Librairie De Fournier Jeune (p. 104-114).

CHAPITRE XIV.


Chasse au daim. — Vie des prairies. — Beau campement. — Bonne fortune du chasseur. — Anecdotes des Delawarcs. — Leurs superstitions.


Quand nous eûmes dépassé la ceinture de bois qui borde la rivière, nous montâmes les collines en nous dirigeant à l’ouest à travers un pays onduleux, couvert de chênes nains et d’un arbre nommé Jack noir. L’œil s’étendait quelquefois au loin sur des sites de coteaux et de vallées, entremêlés de forêts, de bosquets et de bouquets d’arbres. Nous marchions lentement, et ceux qui se trouvaient en tête de la colonne découvrirent quatre daims paissant sur une pente verte à environ un mille de distance. Sans doute ils ne s’étaient pas aperçus de notre approche, car ils continuaient leur repas dans une parfaite tranquillité. Un de nos jeunes hommes obtint du capitaine la permission de les poursuivre, et la troupe s’arrêta et regarda silencieusement la chasse. Le cavalier fit un long circuit et s’avança lentement et à petit bruit jusqu’à un bouquet de bois qui le séparait des daims ; alors il descendit de cheval, et, se glissant autour d’un monticule, disparut à nos yeux. Tous les regards se fixèrent alors sur les daims, qui ne cessaient de brouter sans le moindre soupçon de danger. Soudain un coup de feu part, et un daim superbe fit un bond et retomba sur la terre ; ses compagnons défilèrent en un clin d’œil : à l’instant notre ligne se brisa en plusieurs places, et les plus jeunes de la bande s’élancèrent après les fugitifs. Notre petit Français, Tony, se distinguait parmi les principaux personnages de la scène, sur son gris d’argent, ne s’étant fait aucun scrupule de laisser les chevaux de bât sur leur bonne foi. Il fallut un certain temps pour rassembler au son du cor nos forces dispersées et reprendre nôtre marche.
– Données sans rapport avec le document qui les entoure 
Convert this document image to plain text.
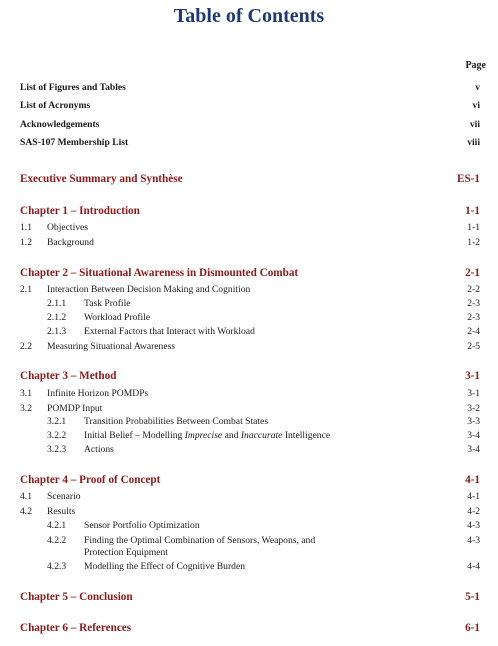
Table of Contents
Page
List of Figures and Tables	v
List of Acronyms	vi
Acknowledgements	vii
SAS-107 Membership List	viii
Executive Summary and Synthèse	ES-1
Chapter 1 – Introduction	1-1
1.1 Objectives	1-1
1.2 Background	1-2
Chapter 2 – Situational Awareness in Dismounted Combat	2-1
2.1 Interaction Between Decision Making and Cognition	2-2
2.1.1 Task Profile	2-3
2.1.2 Workload Profile	2-3
2.1.3 External Factors that Interact with Workload	2-4
2.2 Measuring Situational Awareness	2-5
Chapter 3 – Method	3-1
3.1 Infinite Horizon POMDPs	3-1
3.2 POMDP Input	3-2
3.2.1 Transition Probabilities Between Combat States	3-3
3.2.2 Initial Belief – Modelling Imprecise and Inaccurate Intelligence	3-4
3.2.3 Actions	3-4
Chapter 4 – Proof of Concept	4-1
4.1 Scenario	4-1
4.2 Results	4-2
4.2.1 Sensor Portfolio Optimization	4-3
4.2.2 Finding the Optimal Combination of Sensors, Weapons, and
Protection Equipment
4-3
4.2.3 Modelling the Effect of Cognitive Burden	4-4
Chapter 5 – Conclusion	5-1
Chapter 6 – References	6-1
Deux ou trois fois, dans le courant de la journée, nous fumes interrompus par des, scènes tumultueuses de ce genre. Les jeunes gens étaient tout feu en se voyant dans une contrée non explorée et si abondante en gibier ; et ils étaient trop peu accoutumés à la discipline pour se restreindre à garder les rangs ; mais le plus indocile était notre Tony : la haute idée qu’il nourrissait de ses talens supérieurs à la chasse, et le désir de les faire briller, l’entraînaient continuellement à s’éloigner, ainsi qu’un lévrier mal dressé, aussitôt qu’il voyait lever quelque gibier, et il fallait de même le ramener à son poste à peu près de force.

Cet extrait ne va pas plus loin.